Auch auf den Gesichtspunkt von Treu und Glauben konnte sich der Untermieter nicht berufen. Im Gegenteil, der Untermieter hat durch Abschluss des Mietvertrages mit dem Eigentümer seine eigene Treuepflicht gegenüber dem Untervermieter verletzt. Auch der Hauptvermieter ist durch die Vereinbarung mit dem Untermieter im Verhältnis zum Mieter (Untervermieter) vertragsbrüchig geworden. Es widerspräche daher sogar den Grundsätzen von Treu und Glauben, wenn die Durchsetzung des Räumungsanspruchs des Mieters (Untervermieters) diese zumindest objektiv pflichtwidrig getroffene Vereinbarung zwischen Vermieter (Eigentümer) und Untermieter entgegengehalten werden könnte.
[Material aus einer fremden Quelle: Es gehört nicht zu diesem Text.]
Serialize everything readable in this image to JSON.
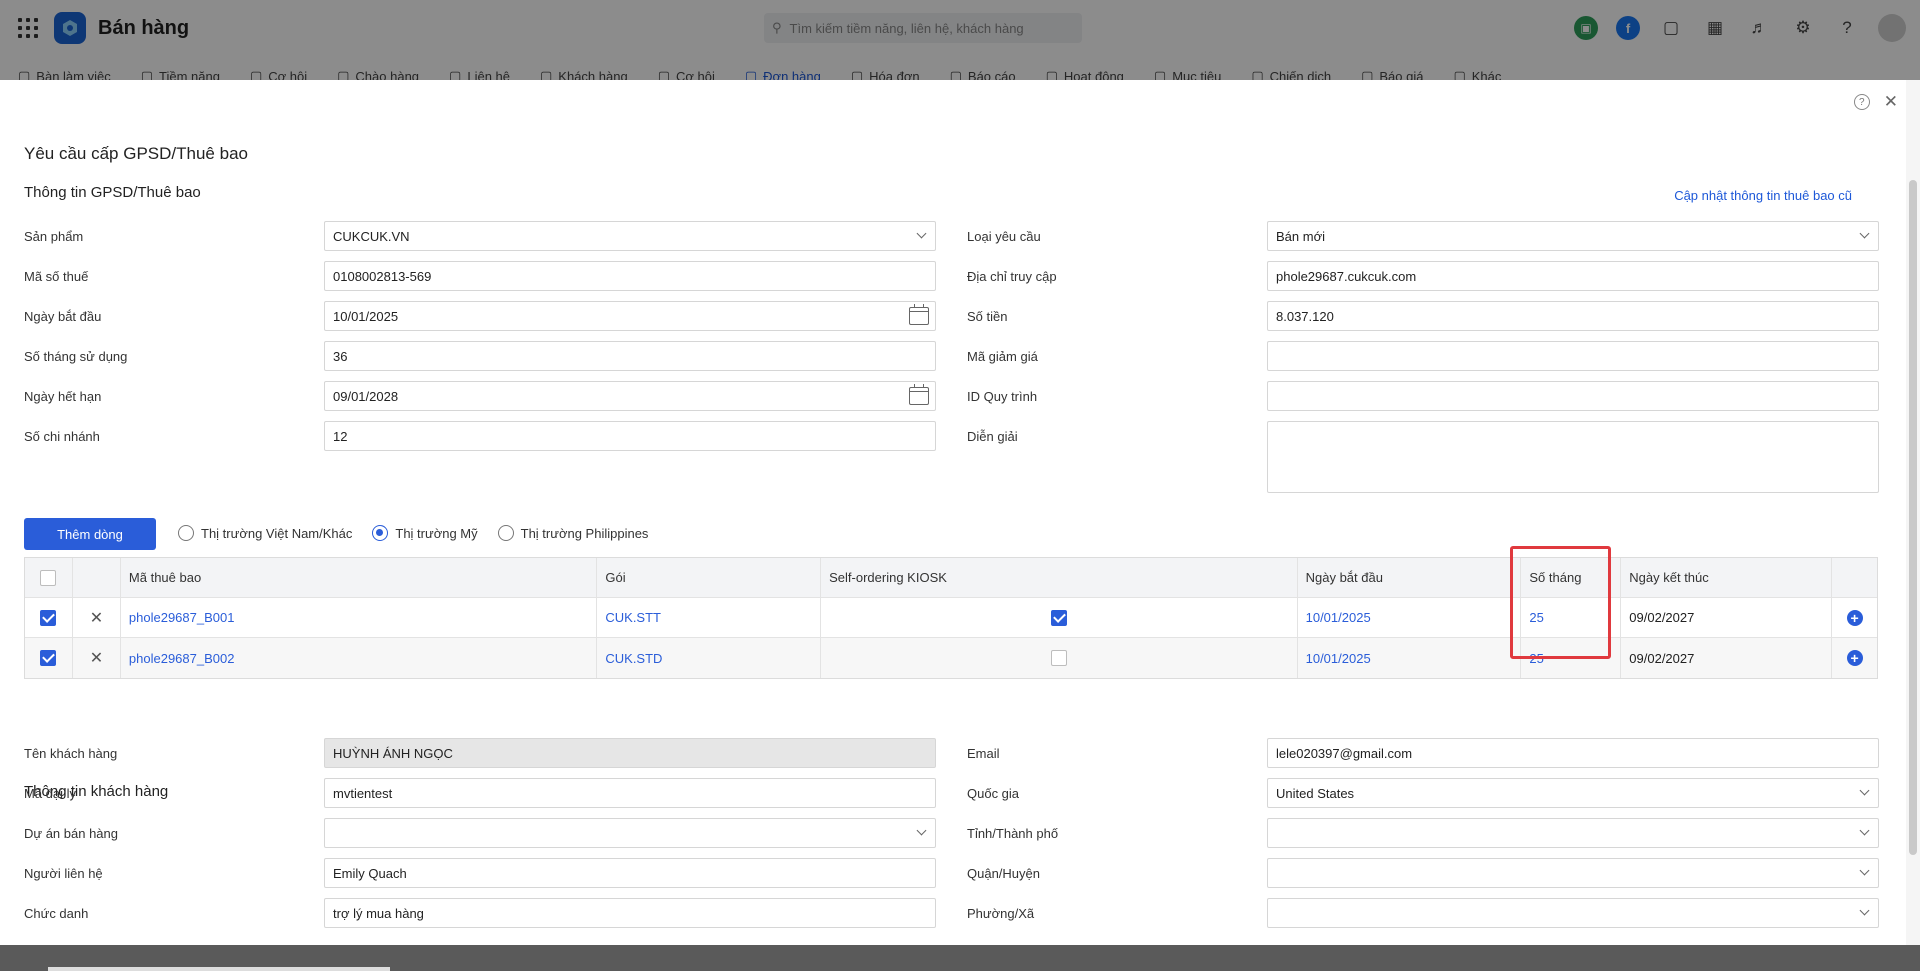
{
  "app": {
    "title": "Bán hàng",
    "search_placeholder": "Tìm kiếm tiềm năng, liên hệ, khách hàng"
  },
  "nav": {
    "items": [
      "Bàn làm việc",
      "Tiềm năng",
      "Cơ hội",
      "Chào hàng",
      "Liên hệ",
      "Khách hàng",
      "Cơ hội",
      "Đơn hàng",
      "Hóa đơn",
      "Báo cáo",
      "Hoạt động",
      "Mục tiêu",
      "Chiến dịch",
      "Báo giá",
      "Khác"
    ],
    "active_index": 7
  },
  "modal": {
    "title": "Yêu cầu cấp GPSD/Thuê bao",
    "section_license": "Thông tin GPSD/Thuê bao",
    "update_link": "Cập nhật thông tin thuê bao cũ",
    "left_fields": [
      {
        "label": "Sản phẩm",
        "value": "CUKCUK.VN",
        "type": "select"
      },
      {
        "label": "Mã số thuế",
        "value": "0108002813-569",
        "type": "text"
      },
      {
        "label": "Ngày bắt đầu",
        "value": "10/01/2025",
        "type": "date"
      },
      {
        "label": "Số tháng sử dụng",
        "value": "36",
        "type": "text"
      },
      {
        "label": "Ngày hết hạn",
        "value": "09/01/2028",
        "type": "date"
      },
      {
        "label": "Số chi nhánh",
        "value": "12",
        "type": "text"
      }
    ],
    "right_fields": [
      {
        "label": "Loại yêu cầu",
        "value": "Bán mới",
        "type": "select"
      },
      {
        "label": "Địa chỉ truy cập",
        "value": "phole29687.cukcuk.com",
        "type": "text"
      },
      {
        "label": "Số tiền",
        "value": "8.037.120",
        "type": "text"
      },
      {
        "label": "Mã giảm giá",
        "value": "",
        "type": "text"
      },
      {
        "label": "ID Quy trình",
        "value": "",
        "type": "text"
      },
      {
        "label": "Diễn giải",
        "value": "",
        "type": "textarea"
      }
    ],
    "add_row_label": "Thêm dòng",
    "markets": [
      {
        "label": "Thị trường Việt Nam/Khác",
        "selected": false
      },
      {
        "label": "Thị trường Mỹ",
        "selected": true
      },
      {
        "label": "Thị trường Philippines",
        "selected": false
      }
    ],
    "table": {
      "headers": [
        "Mã thuê bao",
        "Gói",
        "Self-ordering KIOSK",
        "Ngày bắt đầu",
        "Số tháng",
        "Ngày kết thúc"
      ],
      "rows": [
        {
          "code": "phole29687_B001",
          "package": "CUK.STT",
          "kiosk": true,
          "start": "10/01/2025",
          "months": "25",
          "end": "09/02/2027",
          "checked": true
        },
        {
          "code": "phole29687_B002",
          "package": "CUK.STD",
          "kiosk": false,
          "start": "10/01/2025",
          "months": "25",
          "end": "09/02/2027",
          "checked": true
        }
      ]
    },
    "section_customer": "Thông tin khách hàng",
    "cust_left": [
      {
        "label": "Tên khách hàng",
        "value": "HUỲNH ÁNH NGỌC",
        "type": "readonly"
      },
      {
        "label": "Mã đại lý",
        "value": "mvtientest",
        "type": "text"
      },
      {
        "label": "Dự án bán hàng",
        "value": "",
        "type": "select"
      },
      {
        "label": "Người liên hệ",
        "value": "Emily Quach",
        "type": "text"
      },
      {
        "label": "Chức danh",
        "value": "trợ lý mua hàng",
        "type": "text"
      }
    ],
    "cust_right": [
      {
        "label": "Email",
        "value": "lele020397@gmail.com",
        "type": "text"
      },
      {
        "label": "Quốc gia",
        "value": "United States",
        "type": "select"
      },
      {
        "label": "Tỉnh/Thành phố",
        "value": "",
        "type": "select"
      },
      {
        "label": "Quận/Huyện",
        "value": "",
        "type": "select"
      },
      {
        "label": "Phường/Xã",
        "value": "",
        "type": "select"
      }
    ]
  },
  "colors": {
    "primary": "#2a5dd9",
    "highlight": "#e0393e"
  }
}
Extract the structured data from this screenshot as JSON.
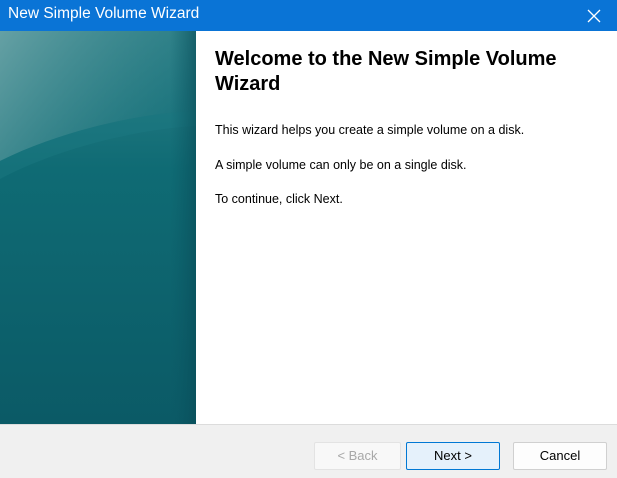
{
  "window": {
    "title": "New Simple Volume Wizard",
    "close_icon": "close-icon",
    "title_bar_color": "#0a74d6"
  },
  "side_panel": {
    "colors": [
      "#3f8a90",
      "#0d6b73",
      "#0f5d69",
      "#0a5867"
    ]
  },
  "content": {
    "heading": "Welcome to the New Simple Volume Wizard",
    "paragraphs": [
      "This wizard helps you create a simple volume on a disk.",
      "A simple volume can only be on a single disk.",
      "To continue, click Next."
    ]
  },
  "footer": {
    "back_label": "< Back",
    "next_label": "Next >",
    "cancel_label": "Cancel"
  }
}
Es haben also zwei Parteien (Eigentümer und Untermieter) geglaubt, besonders clever zu sein. Das war jedoch nicht so. Wenn man dann auch noch einen besonders dussligen Boten (hier den Rechtsanwalt des Eigentümers, der die vermeintlich „geniale“ Strategie wohl auch erdachte) hat, der die ordnungsgemäße Zustellung eines Kündigungsschreibens nicht bekunden kann, fällt man in die Grube, die man selbst gegraben hat. Das ist eigentlich auch durchaus zufriedenstellend.